Я обнял Генку. Когда он пошел, я смотрел ему вслед. Он шел, крепко держа в руке бидон с кашей. Мне так хотелось, чтобы он повернулся и помахал мне рукой… Я не знаю зачем. Я ничего не загадывал. Просто хотелось. А он не оборачивался.
И уже у самой трамвайной остановки он повернулся. Увидев меня, радостно помахал рукой, поднял бидон над головой и звонко крикнул:
— До свидания!
…Небо уже светлело. Исчезли ночные звезды. Золотистые лучи солнца пробивались сквозь сосновые ветви. Даже гром войны, кажется, поутих в эту прекрасную минуту рассвета. Я так отчетливо представил пионерский лагерь в Успенском… Мы жили в брезентовых палатках, в лесу. Так же пробивалось по утрам сквозь ветви солнце, так же пахло хвоей. Кажется, сейчас затрубит горн, и все мы весело наперегонки побежим к Москве-реке и будем бултыхаться в прозрачной воде, доставая со дна песок…
В эту минуту над лесом разнесся рев снаряда и воздух полоснуло резким взрывом. Посыпались ветки с деревьев. Люди вскакивали со своих мест и не сразу понимали, что происходит. Неподалеку от нас разорвался второй снаряд, третий… Огромная сосна, вздрогнув, чуть покачнулась, а потом стала плавно падать, набирая скорость, ломая ветви соседних деревьев, разрывая маскировочные сетки.
Мы с Вовкой выскочили на опушку леса. Фашистские снаряды продолжали лететь. Мы слышали их раздирающий душу звук. Мы бежали по дороге. Впереди мелькнула чья-то спина. Я узнал капитана Голубева.
— Товарищ капитан! — крикнул я.
Голубев обернулся. На его лице не было страха.
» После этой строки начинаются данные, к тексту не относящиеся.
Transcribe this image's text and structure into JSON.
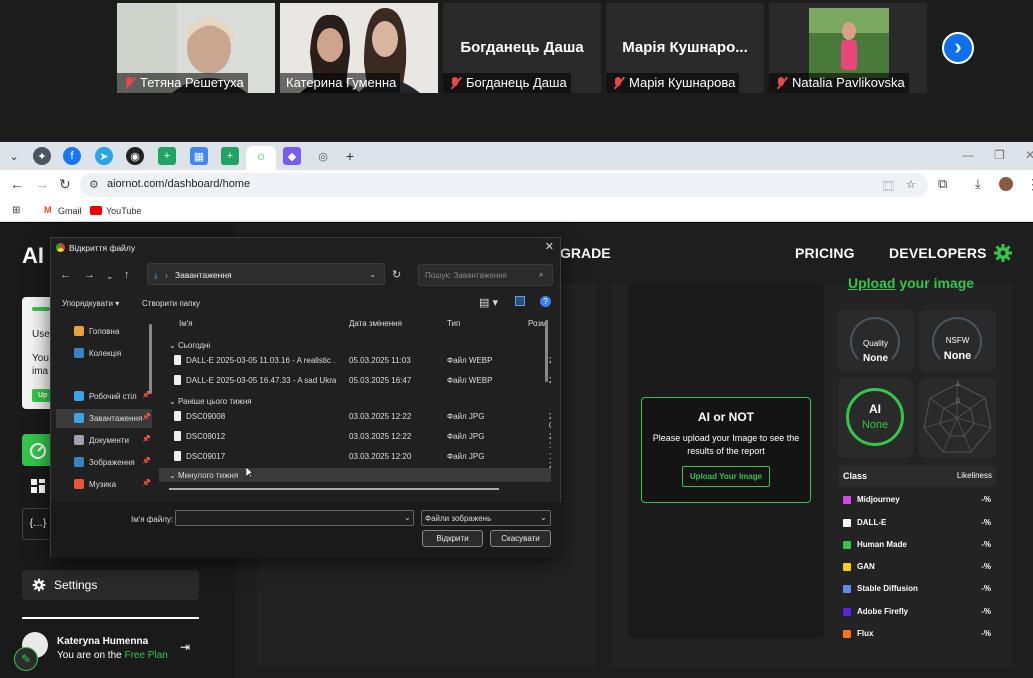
{
  "meeting": {
    "participants": [
      {
        "name": "Тетяна Решетуха",
        "display": ""
      },
      {
        "name": "Катерина Гуменна",
        "display": ""
      },
      {
        "name": "Богданець Даша",
        "display": "Богданець Даша"
      },
      {
        "name": "Марія Кушнарова",
        "display": "Марія  Кушнаро..."
      },
      {
        "name": "Natalia Pavlikovska",
        "display": ""
      }
    ]
  },
  "browser": {
    "url": "aiornot.com/dashboard/home",
    "bookmarks": [
      "Gmail",
      "YouTube"
    ]
  },
  "site": {
    "brand": "AI",
    "nav": {
      "upgrade": "GRADE",
      "pricing": "PRICING",
      "developers": "DEVELOPERS"
    },
    "user_card_lines": [
      "Use",
      "You",
      "ima",
      "Up"
    ],
    "settings_label": "Settings",
    "profile": {
      "name": "Kateryna Humenna",
      "plan_prefix": "You are on the ",
      "plan": "Free Plan"
    },
    "upload_link": "Upload",
    "upload_link_rest": " your image",
    "report": {
      "title": "AI or NOT",
      "text": "Please upload your Image to see the results of the report",
      "button": "Upload Your Image"
    },
    "metrics": {
      "quality_label": "Quality",
      "quality_value": "None",
      "nsfw_label": "NSFW",
      "nsfw_value": "None",
      "ai_label": "AI",
      "ai_value": "None",
      "radar_ticks": [
        "1",
        "0"
      ]
    },
    "class_table": {
      "header_left": "Class",
      "header_right": "Likeliness",
      "rows": [
        {
          "name": "Midjourney",
          "value": "-%",
          "color": "#d946ef"
        },
        {
          "name": "DALL-E",
          "value": "-%",
          "color": "#ffffff"
        },
        {
          "name": "Human Made",
          "value": "-%",
          "color": "#34c54a"
        },
        {
          "name": "GAN",
          "value": "-%",
          "color": "#facc15"
        },
        {
          "name": "Stable Diffusion",
          "value": "-%",
          "color": "#5b8def"
        },
        {
          "name": "Adobe Firefly",
          "value": "-%",
          "color": "#5b21e6"
        },
        {
          "name": "Flux",
          "value": "-%",
          "color": "#f97316"
        }
      ]
    }
  },
  "dialog": {
    "title": "Відкриття файлу",
    "path": "Завантаження",
    "search_placeholder": "Пошук: Завантаження",
    "organize": "Упорядкувати ▾",
    "new_folder": "Створити папку",
    "sidebar": [
      {
        "label": "Головна",
        "color": "#e8a33d"
      },
      {
        "label": "Колекція",
        "color": "#3b82c4"
      },
      {
        "label": "Робочий стіл",
        "color": "#3ba3e8"
      },
      {
        "label": "Завантаження",
        "color": "#3ba3e8"
      },
      {
        "label": "Документи",
        "color": "#9aa3b0"
      },
      {
        "label": "Зображення",
        "color": "#3b82c4"
      },
      {
        "label": "Музика",
        "color": "#e8553d"
      }
    ],
    "columns": [
      "Ім'я",
      "Дата змінення",
      "Тип",
      "Розмі"
    ],
    "groups": [
      "Сьогодні",
      "Раніше цього тижня",
      "Минулого тижня"
    ],
    "files": [
      {
        "name": "DALL-E 2025-03-05 11.03.16 - A realistic ...",
        "date": "05.03.2025 11:03",
        "type": "Файл WEBP",
        "size": "2"
      },
      {
        "name": "DALL-E 2025-03-05 16.47.33 - A sad Ukrai...",
        "date": "05.03.2025 16:47",
        "type": "Файл WEBP",
        "size": "2"
      },
      {
        "name": "DSC09008",
        "date": "03.03.2025 12:22",
        "type": "Файл JPG",
        "size": "2 0"
      },
      {
        "name": "DSC09012",
        "date": "03.03.2025 12:22",
        "type": "Файл JPG",
        "size": "2 1"
      },
      {
        "name": "DSC09017",
        "date": "03.03.2025 12:20",
        "type": "Файл JPG",
        "size": "1 2"
      }
    ],
    "filename_label": "Ім'я файлу:",
    "filename_value": "",
    "filetype": "Файли зображень",
    "open_button": "Відкрити",
    "cancel_button": "Скасувати"
  }
}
Он улыбался.
— Я к командиру полка! — крикнул на бегу капитан.
— Мы с вами! — в один голос сказали мы с Вовкой и побежали вслед за капитаном.
Позади нас слышался топот солдатских сапог.
Над нами пролетел снаряд. Какой это сумасшедший звук: рев урагана, сирены, вой шакала — все слилось в нем. Снаряд рванулся где-то впереди, чуть слева.
Приближался следующий снаряд.
— Ложись! — крикнул Вовка и бросился в кювет налево.
Я прыгнул следом за Вовкой, а капитан Голубев скрылся в кювете направо.
Рев снаряда застелил небо, лес, дорогу… Земля содрогнулась, и стало тихо, как бывает в деревне.
Мы стряхнули с себя землю и выглянули из кювета. На той стороне дороги, где укрылся капитан, была огромная воронка.
Мы стояли на краю ее. Мягкая земля оседала под ногами и терпко пахла.
Вовка снял с головы каску и стал лихорадочно откидывать ею мягкую землю. Мы уже не слышали свиста снарядов и их разрывов. Где-то стонали раненые, а мы копали. Пот заливал глаза.
«Мы не можем перекопать все эти тонны земли», — подумал я, и у меня появилось отчаяние.
А Вовка не переставал работать. И взгляд его говорил о том, что он один может перекопать всю землю, если нужно.
Я копал и думал, что я слабее Вовки. Мышц у меня больше, но, видно, у человека есть еще какая-то сила. Я смотрел на него и копал, копал…
Каска моя уперлась во что-то мягкое.
— Рука! — крикнул я Вовке.
Мы копали еще некоторое время и вытащили из земли капитана.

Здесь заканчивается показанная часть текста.